Sacha Baron Cohen responded on social media Saturday to Donald Trump's assessment that the actor is creepy, phony and not funny.
"Donald — I appreciate the free publicity for Borat! I admit, I don’t find you funny either," wrote Cohen on Twitter. "But yet the whole world laughs at you. I’m always looking for people to play racist buffoons, and you’ll need a job after Jan. 20. Let’s talk!"
This came after Trump was asked by reporters on Friday night whether he had seen Rudy Giuliani's appearance in Borat Subsequent Moviefilm, in a scene where he is shown in a compromising position with actor Maria Bakalova's character Tutar, and if he was worried about security breaches.
White House bureau chief Steve Herman reported the president's response on Twitter, writing that Trump answered, "I don’t know what happened. But years ago, you know, he tried to scam me. And I was the only one who said no way. That’s a phony guy." He continued, "And I don’t find him funny. I don’t know anything about him other than he tried to scam me. He came in as a BBC – British broadcasting anchor." The President then said, "To me, he was a creep. Thank you all."
Trump has yet to respond to Cohen's tweet below, though the tweet is being rapidly retweeted and commented on by Twitter users.
Donald—I appreciate the free publicity for Borat! I admit, I don’t find you funny either. But yet the whole world laughs at you.
I’m always looking for people to play racist buffoons, and you’ll need a job after Jan. 20. Let’s talk!https://t.co/itWnhJ8TQF
— Sacha Baron Cohen (@SachaBaronCohen) October 24, 2020
This is not the first time that an interaction has occurred between Cohen and Trump. In 2018, Cohen trolled Trump after he referred to the actor as a "third-grade character" who "needs to learn about funny."

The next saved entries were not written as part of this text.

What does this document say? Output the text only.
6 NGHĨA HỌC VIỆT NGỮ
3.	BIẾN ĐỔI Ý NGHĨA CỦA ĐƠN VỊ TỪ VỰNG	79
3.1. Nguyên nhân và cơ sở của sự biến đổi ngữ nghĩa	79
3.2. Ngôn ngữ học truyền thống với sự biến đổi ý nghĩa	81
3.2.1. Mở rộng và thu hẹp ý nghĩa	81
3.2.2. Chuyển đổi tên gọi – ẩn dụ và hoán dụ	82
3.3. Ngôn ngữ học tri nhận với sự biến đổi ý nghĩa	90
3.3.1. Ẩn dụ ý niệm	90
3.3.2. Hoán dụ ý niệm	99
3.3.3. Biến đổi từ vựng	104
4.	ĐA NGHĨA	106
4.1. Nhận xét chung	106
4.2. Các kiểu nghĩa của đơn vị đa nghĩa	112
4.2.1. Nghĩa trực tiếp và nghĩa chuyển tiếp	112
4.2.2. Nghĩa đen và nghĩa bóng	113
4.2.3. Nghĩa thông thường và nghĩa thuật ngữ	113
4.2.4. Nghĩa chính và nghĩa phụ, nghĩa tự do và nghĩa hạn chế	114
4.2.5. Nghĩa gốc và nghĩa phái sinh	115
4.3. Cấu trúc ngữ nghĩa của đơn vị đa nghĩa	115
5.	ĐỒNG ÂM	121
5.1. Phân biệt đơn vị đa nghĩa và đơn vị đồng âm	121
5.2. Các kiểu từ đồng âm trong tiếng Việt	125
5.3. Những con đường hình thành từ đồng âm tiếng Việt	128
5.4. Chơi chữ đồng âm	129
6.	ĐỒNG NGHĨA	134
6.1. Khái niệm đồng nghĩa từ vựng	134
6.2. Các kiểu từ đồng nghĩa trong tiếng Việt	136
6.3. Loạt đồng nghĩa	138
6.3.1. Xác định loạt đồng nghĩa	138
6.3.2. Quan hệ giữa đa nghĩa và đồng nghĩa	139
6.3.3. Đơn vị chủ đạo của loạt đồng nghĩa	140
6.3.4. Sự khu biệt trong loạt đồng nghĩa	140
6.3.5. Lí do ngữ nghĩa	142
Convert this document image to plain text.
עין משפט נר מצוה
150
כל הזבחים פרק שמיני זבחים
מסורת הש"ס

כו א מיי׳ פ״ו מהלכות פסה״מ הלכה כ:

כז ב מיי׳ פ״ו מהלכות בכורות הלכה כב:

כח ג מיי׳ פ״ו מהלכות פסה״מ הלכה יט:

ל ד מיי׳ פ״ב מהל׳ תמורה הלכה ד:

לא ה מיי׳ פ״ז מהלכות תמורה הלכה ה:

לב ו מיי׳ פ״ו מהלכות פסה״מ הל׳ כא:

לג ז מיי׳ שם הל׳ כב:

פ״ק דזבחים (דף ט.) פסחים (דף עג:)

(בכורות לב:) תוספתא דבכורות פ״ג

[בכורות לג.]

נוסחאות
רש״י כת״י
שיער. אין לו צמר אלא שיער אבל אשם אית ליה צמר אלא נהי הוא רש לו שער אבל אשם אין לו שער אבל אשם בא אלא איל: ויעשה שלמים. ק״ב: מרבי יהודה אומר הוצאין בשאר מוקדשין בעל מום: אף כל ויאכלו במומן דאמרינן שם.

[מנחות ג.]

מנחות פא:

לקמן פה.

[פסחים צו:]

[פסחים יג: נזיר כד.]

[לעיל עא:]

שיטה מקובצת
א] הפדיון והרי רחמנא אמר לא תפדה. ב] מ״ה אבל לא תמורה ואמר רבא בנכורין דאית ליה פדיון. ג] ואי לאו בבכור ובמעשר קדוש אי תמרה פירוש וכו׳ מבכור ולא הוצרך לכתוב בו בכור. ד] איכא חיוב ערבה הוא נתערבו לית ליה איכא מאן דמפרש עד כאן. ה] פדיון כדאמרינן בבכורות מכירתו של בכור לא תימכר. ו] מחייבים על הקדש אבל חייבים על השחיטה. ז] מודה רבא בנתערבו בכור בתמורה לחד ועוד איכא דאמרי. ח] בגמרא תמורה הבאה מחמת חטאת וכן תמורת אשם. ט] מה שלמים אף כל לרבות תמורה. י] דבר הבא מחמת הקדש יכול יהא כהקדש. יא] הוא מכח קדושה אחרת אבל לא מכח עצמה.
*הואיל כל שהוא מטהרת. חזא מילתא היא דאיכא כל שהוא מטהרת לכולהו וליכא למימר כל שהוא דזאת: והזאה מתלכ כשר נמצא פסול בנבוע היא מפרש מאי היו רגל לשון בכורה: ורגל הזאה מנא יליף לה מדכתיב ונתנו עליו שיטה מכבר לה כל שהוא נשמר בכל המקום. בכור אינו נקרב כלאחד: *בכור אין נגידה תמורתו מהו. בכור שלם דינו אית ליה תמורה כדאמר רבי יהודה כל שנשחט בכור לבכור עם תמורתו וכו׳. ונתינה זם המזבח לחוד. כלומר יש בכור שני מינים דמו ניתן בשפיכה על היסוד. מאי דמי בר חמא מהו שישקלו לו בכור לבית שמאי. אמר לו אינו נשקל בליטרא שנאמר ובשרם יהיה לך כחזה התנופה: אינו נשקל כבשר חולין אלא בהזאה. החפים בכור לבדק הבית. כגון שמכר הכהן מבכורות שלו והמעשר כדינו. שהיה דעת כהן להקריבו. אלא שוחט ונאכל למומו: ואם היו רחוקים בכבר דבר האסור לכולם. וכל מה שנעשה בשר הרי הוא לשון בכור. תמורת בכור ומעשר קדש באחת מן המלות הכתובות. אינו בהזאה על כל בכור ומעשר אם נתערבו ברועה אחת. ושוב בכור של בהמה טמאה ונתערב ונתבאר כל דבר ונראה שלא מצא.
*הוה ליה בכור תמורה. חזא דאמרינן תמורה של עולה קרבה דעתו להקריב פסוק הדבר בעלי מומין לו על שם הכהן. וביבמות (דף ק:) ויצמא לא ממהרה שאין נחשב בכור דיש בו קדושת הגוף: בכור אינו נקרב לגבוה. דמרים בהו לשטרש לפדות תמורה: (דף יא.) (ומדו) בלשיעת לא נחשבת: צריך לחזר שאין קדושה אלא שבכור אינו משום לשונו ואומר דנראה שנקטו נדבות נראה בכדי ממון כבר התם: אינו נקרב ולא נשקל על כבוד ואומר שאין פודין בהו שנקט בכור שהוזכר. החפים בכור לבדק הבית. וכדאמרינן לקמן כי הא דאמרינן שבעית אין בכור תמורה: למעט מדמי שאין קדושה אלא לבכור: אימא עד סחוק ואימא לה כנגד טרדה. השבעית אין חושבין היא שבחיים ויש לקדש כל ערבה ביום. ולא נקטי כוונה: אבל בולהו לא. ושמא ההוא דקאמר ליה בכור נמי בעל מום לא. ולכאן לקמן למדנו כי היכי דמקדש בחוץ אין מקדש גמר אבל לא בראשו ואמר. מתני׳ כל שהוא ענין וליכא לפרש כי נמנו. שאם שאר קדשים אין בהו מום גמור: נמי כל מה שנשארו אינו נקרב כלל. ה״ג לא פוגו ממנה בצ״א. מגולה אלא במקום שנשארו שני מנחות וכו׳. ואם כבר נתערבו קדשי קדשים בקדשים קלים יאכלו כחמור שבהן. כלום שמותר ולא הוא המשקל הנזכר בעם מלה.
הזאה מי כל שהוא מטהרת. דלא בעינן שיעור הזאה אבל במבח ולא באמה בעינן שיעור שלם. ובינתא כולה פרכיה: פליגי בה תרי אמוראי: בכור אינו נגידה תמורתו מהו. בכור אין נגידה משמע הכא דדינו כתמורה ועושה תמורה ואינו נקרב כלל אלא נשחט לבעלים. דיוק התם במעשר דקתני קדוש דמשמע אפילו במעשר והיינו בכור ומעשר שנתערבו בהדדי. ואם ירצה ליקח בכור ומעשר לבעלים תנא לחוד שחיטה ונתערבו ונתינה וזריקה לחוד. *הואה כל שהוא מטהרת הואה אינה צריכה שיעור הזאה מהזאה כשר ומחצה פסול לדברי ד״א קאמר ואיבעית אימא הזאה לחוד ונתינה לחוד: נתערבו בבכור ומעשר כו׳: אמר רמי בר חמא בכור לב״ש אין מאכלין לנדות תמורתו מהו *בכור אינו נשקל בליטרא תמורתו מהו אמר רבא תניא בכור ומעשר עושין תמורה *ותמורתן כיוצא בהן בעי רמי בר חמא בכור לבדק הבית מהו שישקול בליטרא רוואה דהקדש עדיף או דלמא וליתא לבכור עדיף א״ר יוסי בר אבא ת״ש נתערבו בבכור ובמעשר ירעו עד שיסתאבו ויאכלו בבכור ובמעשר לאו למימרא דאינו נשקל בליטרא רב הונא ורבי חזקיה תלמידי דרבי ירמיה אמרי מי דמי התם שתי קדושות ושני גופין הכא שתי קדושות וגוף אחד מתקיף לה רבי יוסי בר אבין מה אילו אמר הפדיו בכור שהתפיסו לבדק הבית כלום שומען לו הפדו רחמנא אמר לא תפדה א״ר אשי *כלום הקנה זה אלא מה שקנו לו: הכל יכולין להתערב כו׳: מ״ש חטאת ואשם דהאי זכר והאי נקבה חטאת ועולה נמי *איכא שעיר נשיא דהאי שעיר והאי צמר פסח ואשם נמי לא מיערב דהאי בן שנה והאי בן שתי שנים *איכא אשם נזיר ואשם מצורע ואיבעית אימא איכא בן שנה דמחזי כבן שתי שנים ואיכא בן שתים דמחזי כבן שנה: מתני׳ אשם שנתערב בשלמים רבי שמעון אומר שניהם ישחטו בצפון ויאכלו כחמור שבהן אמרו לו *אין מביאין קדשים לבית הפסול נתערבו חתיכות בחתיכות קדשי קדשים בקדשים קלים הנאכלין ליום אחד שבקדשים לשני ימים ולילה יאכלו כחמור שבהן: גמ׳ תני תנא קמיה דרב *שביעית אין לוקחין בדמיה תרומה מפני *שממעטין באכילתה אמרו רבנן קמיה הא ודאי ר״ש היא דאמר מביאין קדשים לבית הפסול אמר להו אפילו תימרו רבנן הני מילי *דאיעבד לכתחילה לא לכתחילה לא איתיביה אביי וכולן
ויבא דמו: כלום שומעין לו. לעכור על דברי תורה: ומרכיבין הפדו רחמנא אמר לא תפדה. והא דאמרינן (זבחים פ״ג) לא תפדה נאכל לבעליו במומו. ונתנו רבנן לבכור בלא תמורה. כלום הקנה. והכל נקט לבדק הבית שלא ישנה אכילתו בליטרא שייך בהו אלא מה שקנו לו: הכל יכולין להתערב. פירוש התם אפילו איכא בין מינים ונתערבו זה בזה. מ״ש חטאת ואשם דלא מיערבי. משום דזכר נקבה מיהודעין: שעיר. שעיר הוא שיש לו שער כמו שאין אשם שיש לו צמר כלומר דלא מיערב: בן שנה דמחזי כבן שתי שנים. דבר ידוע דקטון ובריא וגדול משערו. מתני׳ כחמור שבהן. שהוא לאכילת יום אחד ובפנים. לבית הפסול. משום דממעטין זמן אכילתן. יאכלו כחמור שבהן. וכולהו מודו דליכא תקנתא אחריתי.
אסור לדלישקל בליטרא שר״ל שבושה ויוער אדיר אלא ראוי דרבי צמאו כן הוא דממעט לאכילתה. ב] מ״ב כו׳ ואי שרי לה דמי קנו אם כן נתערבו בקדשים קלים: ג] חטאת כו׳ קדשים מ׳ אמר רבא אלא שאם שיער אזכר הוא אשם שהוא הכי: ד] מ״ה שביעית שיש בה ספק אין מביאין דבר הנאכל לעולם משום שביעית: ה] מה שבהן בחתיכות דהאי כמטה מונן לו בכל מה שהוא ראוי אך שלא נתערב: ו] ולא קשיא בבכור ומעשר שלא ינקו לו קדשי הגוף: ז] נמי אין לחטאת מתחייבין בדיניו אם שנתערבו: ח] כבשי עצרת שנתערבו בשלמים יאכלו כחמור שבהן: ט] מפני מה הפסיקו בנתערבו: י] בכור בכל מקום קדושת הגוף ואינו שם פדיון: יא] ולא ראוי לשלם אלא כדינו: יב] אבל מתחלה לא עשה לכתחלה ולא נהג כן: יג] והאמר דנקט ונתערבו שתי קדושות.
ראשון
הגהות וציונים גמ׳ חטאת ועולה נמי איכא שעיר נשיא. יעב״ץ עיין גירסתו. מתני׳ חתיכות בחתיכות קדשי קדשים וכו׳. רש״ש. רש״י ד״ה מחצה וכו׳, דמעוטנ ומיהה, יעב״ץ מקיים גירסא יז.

The Borat star, who once interviewed Trump in character as Ali G, has been vocal about his feelings for Trump, writing an op-ed for Time Magazine about how Trump's presidency has brought about the rise of antisemitism, white supremacy and conspiracy theories.
He wore a bulletproof vest while crashing a far-right rally in Washington state for a scene in the Borat sequel, and said he feared for his life.